A escolha de desenhar o filme à mão, com cores suaves e cenas que parecem pintadas em aquarela, reforça o clima infantil e encantador da obra. Essa estética única remete diretamente a Meu Amigo Totoro, outro clássico de Miyazaki, que também explora o universo das crianças e sua conexão com o desconhecido e o mágico. Em Totoro, o fantástico surge de forma natural no cotidiano, sem a necessidade de justificativas, algo que Miyazaki faz com maestria em Ponyo, onde o mar é, ao mesmo tempo, um ambiente real e encantado.

Outro ponto importante a ser destacado é que Ponyo subverte os estereótipos das histórias de vilões ao criar personagens complexos, sem antagonistas absolutos. O “vilão” do filme, Fujimoto, pai de Ponyo, é uma figura que se posiciona entre o bem e o mal: um feiticeiro do fundo do mar que, por amor à filha, tenta trazê-la de volta para casa. Sua motivação não é maligna, mas é movida pela preocupação paternal e pelo desejo de proteger o equilíbrio natural. Essa ausência de um maniqueísmo claro é uma marca dos filmes de Miyazaki, também visível em Princesa Mononoke, em que as forças de “bem” e “mal” estão entrelaçadas e refletem questões éticas profundas.
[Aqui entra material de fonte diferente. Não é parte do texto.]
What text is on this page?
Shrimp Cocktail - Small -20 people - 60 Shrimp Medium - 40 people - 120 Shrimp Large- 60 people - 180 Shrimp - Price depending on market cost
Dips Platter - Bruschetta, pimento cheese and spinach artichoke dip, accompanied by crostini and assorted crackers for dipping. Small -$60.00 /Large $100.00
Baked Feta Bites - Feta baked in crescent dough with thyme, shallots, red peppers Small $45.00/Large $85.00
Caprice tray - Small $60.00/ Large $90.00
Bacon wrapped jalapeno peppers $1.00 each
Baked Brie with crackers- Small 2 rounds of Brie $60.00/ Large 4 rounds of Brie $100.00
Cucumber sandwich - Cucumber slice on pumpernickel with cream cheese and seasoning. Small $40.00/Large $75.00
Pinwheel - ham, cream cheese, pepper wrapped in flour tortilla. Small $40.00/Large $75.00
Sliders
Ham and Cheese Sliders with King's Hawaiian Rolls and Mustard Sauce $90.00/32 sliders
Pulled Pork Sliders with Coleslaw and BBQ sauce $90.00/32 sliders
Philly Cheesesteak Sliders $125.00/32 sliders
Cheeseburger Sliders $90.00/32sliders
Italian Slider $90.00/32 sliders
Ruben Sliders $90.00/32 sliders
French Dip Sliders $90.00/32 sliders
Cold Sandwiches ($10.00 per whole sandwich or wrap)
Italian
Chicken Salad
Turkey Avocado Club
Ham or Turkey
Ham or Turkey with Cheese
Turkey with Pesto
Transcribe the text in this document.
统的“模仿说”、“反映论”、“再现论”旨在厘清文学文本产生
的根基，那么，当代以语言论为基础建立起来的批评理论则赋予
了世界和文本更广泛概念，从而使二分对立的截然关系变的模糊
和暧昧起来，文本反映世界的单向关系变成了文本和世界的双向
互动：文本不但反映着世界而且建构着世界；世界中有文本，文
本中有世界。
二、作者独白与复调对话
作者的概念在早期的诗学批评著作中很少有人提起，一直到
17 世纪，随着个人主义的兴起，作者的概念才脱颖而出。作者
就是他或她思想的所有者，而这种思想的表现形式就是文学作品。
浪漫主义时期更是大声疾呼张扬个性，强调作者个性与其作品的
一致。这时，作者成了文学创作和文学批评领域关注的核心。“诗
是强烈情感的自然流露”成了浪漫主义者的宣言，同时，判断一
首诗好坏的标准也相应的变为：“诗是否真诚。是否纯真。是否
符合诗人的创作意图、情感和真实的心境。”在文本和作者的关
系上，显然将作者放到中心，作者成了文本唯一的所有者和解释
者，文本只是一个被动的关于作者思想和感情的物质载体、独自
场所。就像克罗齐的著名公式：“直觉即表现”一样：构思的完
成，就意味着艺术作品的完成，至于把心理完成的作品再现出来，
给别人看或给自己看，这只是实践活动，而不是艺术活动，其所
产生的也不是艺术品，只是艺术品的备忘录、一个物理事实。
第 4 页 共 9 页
Assim como em A Viagem de Chihiro, Ponyo utiliza a transformação física como metáfora para o crescimento pessoal e a busca por identidade. Enquanto Chihiro precisa abandonar sua ingenuidade para sobreviver no mundo dos espíritos, Ponyo busca sua humanidade para se aproximar de Sosuke, criando um paralelo entre essas jornadas de autodescoberta. No entanto, ao contrário da complexidade sombria de A Viagem de Chihiro, Ponyo mantém um tom mais leve e esperançoso, refletindo o amor de Miyazaki pela simplicidade do universo infantil.

Cada detalhe dos animais aquarelados torna sua existência ainda mais vívida e reforça o caráter artesanal da obra (Foto: Studio Ghibli)

Como em outros filmes do Ghibli, Ponyo também traz uma crítica ambiental forte, alertando para o estado degradado dos mares devido à ação humana. Em um cenário de poluição e desperdício, a natureza é mostrada como uma força retaliadora, capaz de perturbar a ordem humana para reafirmar sua presença. Miyazaki não poupa a responsabilidade das gerações adultas. Nesse caso, a obra se torna, ao mesmo tempo, uma história de amizade e uma mensagem de preservação ecológica, em que a natureza tem um papel de resistência.

A trilha sonora de Joe Hisaishi, colaborador frequente de Miyazaki, reforça a leveza e o encantamento de Ponyo. A música carrega a narrativa com um tom sonhador, especialmente nas cenas subaquáticas, onde os sons fluidos da orquestra nos envolvem em uma atmosfera mágica. Hisaishi já havia criado composições memoráveis para filmes como O Castelo Animado, mas em Ponyo, a simplicidade melódica reflete o espírito infantil da obra, com canções que soam quase como cantigas de ninar.

Por isso, Ponyo, disponível na Netflix, se destaca por sua pureza emocional. É uma obra que nos convida a enxergar o mundo através dos olhos de uma criança, onde o mar pode ser tanto um playground quanto um reino encantado, e onde a amizade e o amor incondicional são capazes de superar qualquer barreira, seja ela física ou mágica. A obra nos lembra do poder do afeto e da imaginação, ao mesmo tempo em que reforça a importância da preservação da natureza. Uma lição que, no universo de Miyazaki, nunca perde a relevância e que reverbera em nosso entendimento sobre o que é verdadeiramente essencial.